In other words, Wheatfall has spent a lot of time thinking about the role of poetry in our current political climate.
“I believe that poets are the secular prophets in our world today,” Wheatfall said.
“What I mean by that is we live in a day where our religious leaders are really ineffectual compared to where they were 30, 40 years ago. We are divided on the political spectrum. But going back to the bards and troubadours, it seems as if whenever there have been major social or political problems in the world, it was the poets that people listened to.”
More recently, he points to Pablo Neruda and James Baldwin as influential secular prophets.
“We are able to speak, and people will listen,” he said. “You look at Amanda Gorman, she comes out at the inauguration, and she’s almost like the next Maya Angelou of this time, because she spoke a poetic verse. People who never thought about poetry, they read her now.
"What has really helped poetry is young people and spoken word.
"I am blown away – our young people are knowledgeable, and you hear it in their spoken word work.”
But Wheatfall challenges what he views as sometimes naive calls for radical action.
“When I hear young people, especially in the poetry world, talking about revolution, I try to remind them that it’s great to be passionate about change,” he said. “But you’ve never fired a gun, you’ve never had to use a bayonet, you’ve never been wounded, so temper, to a degree – the imagery and the idealism, versus the reality of those things.
“Imagine for a moment the insurrection on Jan. 6. Those folks romanticized liberty. They thought back to 1776. The reality is, people were injured, killed, democracy was threatened, and history will not look kindly on them. So there’s a difference between romanticizing the ideal of revolution, but the practicality and reality can be way different.”

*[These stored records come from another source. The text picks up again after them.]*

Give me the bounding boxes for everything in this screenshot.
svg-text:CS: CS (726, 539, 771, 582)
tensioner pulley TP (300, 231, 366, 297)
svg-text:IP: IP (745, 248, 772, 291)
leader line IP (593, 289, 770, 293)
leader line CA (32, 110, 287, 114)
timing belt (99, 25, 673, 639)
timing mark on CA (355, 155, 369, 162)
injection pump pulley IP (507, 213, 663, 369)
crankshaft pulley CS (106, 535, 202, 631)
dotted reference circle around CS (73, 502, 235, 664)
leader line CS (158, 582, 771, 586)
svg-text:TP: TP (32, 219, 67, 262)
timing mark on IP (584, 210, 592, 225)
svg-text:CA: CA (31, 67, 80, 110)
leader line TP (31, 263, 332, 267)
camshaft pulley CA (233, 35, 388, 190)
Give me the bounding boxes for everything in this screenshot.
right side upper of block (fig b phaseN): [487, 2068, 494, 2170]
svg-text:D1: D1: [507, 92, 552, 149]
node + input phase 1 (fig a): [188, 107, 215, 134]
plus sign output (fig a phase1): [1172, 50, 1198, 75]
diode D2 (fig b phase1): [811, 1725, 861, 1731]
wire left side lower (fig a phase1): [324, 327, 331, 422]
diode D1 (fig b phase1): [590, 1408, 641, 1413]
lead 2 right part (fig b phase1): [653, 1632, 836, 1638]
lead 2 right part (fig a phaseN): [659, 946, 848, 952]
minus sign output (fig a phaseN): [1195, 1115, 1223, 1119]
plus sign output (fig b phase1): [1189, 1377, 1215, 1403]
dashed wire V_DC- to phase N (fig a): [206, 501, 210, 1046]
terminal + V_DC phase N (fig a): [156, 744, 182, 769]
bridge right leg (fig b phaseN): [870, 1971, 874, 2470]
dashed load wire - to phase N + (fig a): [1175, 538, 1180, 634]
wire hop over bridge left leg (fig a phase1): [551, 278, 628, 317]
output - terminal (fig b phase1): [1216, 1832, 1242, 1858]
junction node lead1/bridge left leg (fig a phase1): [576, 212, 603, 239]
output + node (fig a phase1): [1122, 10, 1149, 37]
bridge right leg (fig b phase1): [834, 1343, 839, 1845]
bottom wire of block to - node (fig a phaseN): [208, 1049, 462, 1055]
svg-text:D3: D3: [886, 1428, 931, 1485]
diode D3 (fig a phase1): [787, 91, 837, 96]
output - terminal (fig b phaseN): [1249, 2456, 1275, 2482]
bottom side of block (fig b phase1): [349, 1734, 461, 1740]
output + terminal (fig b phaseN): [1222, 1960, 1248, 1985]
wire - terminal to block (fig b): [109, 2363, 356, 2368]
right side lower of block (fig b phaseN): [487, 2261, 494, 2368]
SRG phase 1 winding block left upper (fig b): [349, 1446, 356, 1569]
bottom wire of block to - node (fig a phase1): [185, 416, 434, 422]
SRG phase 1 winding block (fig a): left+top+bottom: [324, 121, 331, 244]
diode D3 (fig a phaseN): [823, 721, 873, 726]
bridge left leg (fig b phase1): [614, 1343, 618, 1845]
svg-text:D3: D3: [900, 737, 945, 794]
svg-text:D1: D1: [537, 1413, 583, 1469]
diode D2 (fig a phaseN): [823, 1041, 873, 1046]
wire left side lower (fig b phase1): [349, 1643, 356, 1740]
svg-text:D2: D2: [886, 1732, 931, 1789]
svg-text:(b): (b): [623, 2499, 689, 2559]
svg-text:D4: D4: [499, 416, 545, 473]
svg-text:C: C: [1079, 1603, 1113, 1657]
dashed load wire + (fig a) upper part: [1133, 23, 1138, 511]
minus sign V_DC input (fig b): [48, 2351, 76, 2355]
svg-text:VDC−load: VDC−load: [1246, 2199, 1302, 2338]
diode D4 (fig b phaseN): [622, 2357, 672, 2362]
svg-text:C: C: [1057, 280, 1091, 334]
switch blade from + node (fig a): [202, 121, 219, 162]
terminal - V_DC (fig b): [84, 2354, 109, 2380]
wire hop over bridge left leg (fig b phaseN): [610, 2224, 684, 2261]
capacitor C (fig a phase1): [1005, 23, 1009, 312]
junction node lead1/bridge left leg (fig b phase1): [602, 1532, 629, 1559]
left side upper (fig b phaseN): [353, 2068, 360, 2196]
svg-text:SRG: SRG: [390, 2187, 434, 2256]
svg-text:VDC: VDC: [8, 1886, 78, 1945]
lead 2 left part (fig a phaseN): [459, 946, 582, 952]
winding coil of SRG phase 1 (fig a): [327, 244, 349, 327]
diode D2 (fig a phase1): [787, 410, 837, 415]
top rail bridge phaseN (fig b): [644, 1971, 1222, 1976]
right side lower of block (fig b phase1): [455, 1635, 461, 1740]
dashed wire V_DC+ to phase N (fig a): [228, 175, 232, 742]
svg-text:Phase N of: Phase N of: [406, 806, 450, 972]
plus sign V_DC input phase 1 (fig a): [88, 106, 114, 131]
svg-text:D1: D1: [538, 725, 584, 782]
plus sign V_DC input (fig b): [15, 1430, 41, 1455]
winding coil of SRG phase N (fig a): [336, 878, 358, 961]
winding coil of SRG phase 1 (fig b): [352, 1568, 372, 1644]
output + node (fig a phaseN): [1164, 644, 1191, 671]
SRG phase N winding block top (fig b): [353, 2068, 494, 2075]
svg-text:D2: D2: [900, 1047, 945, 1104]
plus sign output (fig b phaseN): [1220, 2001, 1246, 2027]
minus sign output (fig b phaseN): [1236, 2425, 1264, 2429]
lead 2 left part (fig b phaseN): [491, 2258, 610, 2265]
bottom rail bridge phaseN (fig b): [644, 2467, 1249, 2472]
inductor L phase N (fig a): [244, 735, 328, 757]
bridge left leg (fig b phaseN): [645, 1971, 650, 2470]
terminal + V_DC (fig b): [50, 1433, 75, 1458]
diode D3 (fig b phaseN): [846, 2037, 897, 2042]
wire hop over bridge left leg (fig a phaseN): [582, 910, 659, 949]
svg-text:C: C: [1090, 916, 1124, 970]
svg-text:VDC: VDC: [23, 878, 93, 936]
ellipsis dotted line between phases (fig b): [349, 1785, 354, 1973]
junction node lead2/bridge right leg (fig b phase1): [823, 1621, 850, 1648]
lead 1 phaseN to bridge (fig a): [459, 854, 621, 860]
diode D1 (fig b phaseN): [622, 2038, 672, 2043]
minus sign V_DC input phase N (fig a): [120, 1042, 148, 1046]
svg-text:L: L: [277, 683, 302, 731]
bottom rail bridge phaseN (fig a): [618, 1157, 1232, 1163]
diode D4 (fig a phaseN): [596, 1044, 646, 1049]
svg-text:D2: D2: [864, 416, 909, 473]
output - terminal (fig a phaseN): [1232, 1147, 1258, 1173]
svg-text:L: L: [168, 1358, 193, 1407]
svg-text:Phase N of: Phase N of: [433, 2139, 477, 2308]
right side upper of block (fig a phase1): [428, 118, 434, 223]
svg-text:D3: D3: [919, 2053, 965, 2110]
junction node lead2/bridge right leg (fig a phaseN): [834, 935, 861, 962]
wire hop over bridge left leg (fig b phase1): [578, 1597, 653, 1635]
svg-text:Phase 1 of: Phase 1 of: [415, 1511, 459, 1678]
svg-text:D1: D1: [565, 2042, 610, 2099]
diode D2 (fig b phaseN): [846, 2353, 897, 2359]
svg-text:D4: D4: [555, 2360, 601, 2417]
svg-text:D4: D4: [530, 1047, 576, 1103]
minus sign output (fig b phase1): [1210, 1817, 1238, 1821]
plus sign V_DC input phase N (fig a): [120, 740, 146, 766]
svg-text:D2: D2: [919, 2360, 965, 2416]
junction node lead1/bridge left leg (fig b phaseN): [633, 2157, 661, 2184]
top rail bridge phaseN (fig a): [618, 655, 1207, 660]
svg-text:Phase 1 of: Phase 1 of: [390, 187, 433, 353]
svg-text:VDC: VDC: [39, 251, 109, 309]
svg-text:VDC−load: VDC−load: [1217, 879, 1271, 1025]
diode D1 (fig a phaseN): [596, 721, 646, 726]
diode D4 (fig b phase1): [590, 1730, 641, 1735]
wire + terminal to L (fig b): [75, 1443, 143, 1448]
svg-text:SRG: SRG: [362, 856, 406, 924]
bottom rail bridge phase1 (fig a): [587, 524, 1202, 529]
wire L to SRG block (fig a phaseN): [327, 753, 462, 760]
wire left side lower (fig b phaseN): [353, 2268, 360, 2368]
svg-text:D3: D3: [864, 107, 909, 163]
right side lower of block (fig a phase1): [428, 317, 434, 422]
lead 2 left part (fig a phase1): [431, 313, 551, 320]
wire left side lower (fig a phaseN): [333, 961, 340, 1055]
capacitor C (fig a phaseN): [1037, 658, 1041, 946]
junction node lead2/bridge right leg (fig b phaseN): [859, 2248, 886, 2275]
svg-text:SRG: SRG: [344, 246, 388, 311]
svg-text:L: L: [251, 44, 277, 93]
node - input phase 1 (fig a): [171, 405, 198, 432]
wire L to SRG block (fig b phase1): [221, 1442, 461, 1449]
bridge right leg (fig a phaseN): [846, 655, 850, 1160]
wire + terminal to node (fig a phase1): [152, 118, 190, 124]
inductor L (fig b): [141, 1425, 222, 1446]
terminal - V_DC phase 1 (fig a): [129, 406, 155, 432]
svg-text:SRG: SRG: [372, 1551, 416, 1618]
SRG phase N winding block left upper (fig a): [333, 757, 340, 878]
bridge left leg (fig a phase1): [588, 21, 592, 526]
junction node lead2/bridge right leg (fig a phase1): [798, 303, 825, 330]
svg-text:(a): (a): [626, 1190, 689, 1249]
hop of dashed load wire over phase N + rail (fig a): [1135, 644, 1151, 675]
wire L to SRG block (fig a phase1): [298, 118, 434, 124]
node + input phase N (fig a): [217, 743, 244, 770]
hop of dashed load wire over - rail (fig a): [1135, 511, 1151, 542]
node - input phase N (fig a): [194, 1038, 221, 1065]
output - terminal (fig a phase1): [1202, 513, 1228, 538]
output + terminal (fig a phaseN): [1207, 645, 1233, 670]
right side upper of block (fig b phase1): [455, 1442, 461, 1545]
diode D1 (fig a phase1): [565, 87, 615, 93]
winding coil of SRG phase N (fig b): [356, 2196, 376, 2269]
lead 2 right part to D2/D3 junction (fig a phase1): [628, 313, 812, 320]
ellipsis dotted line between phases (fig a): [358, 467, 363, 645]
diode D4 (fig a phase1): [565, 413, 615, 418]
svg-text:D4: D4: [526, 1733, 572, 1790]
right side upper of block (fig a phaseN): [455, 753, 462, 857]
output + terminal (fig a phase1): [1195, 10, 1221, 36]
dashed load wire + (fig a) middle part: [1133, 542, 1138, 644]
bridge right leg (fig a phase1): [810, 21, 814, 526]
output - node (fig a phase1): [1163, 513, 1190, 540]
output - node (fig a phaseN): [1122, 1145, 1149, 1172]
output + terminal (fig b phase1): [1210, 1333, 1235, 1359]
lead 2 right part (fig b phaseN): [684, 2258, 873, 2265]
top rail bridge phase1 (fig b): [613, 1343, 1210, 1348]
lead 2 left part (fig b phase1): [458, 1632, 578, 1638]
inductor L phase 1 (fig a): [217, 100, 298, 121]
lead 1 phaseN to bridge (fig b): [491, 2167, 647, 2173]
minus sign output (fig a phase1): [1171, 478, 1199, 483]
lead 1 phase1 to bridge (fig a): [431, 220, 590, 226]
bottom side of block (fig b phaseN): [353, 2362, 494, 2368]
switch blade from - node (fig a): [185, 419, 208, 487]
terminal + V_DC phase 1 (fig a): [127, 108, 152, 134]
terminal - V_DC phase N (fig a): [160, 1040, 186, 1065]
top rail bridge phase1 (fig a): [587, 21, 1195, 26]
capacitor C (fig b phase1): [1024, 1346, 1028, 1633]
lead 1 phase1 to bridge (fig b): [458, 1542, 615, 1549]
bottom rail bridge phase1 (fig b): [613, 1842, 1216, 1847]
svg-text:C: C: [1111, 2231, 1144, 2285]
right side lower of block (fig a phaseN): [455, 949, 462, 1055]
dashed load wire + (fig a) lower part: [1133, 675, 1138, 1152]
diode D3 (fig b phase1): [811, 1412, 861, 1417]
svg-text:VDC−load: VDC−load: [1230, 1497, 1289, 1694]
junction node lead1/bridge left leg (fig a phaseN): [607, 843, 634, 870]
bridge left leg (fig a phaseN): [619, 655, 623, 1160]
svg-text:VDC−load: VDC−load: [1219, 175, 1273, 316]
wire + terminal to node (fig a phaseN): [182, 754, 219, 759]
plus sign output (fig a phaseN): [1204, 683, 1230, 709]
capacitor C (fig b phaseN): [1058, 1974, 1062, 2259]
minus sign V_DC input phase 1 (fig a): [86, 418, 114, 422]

As a title, With Extreme Prejudice: Lest We Forget is evocative of many of the themes Wheatfall has explored in the past: issues of race, of socio-economic justice. But the phrase’s nihilistic subtext resonated with Wheatfall as he sought to encapsulate his reflections on living through COVID-19.
“Back in the early stages of the unfolding of the pandemic, we all remember how frightening it was and how so many lives were being touched in a mortal way,” Wheatfall said. “I remembered the phrase ‘with extreme prejudice’ as a military kind of terminology, which denotes that once you’ve been given the license to prosecute with extreme prejudice, that means you’re going to wipe everything out, everybody.
"It’s practically merciless.
“I thought about during that time how many lives we were losing in senior homes and assisted living. There was no discrimination, whether you were a child or an elderly or a healthy person, and that whole concept just kind of overlaid the pandemic in its early days.”
In a review of With Extreme Prejudice, Portland poet A. Molotkov characterized Wheatfall’s work as “observational truth-telling,” a description Wheatfall embraces.
In this style, Wheatfall’s “Freddy’s Stimulus Check” describes the poet enjoying three square meals a day and managing his investments while so many others – Black Americans disproportionately among them – struggle with financial insecurity.
In "Every Nation Under the Sun," Wheatfall refers to COVID-19 as "The greatest hitchhiker on earth.../making its rounds."
“It moves throughout the world unimpeded,” he told The Skanner. “It finds the ride and it will hop on a train and go as far as the train will take it…
"It’s a vagabond.”
“The genesis flowed out of being in the moment,” Wheatfall said of his newest volume. “I was in the water when the water got turbulent, and I figured out how to swim.”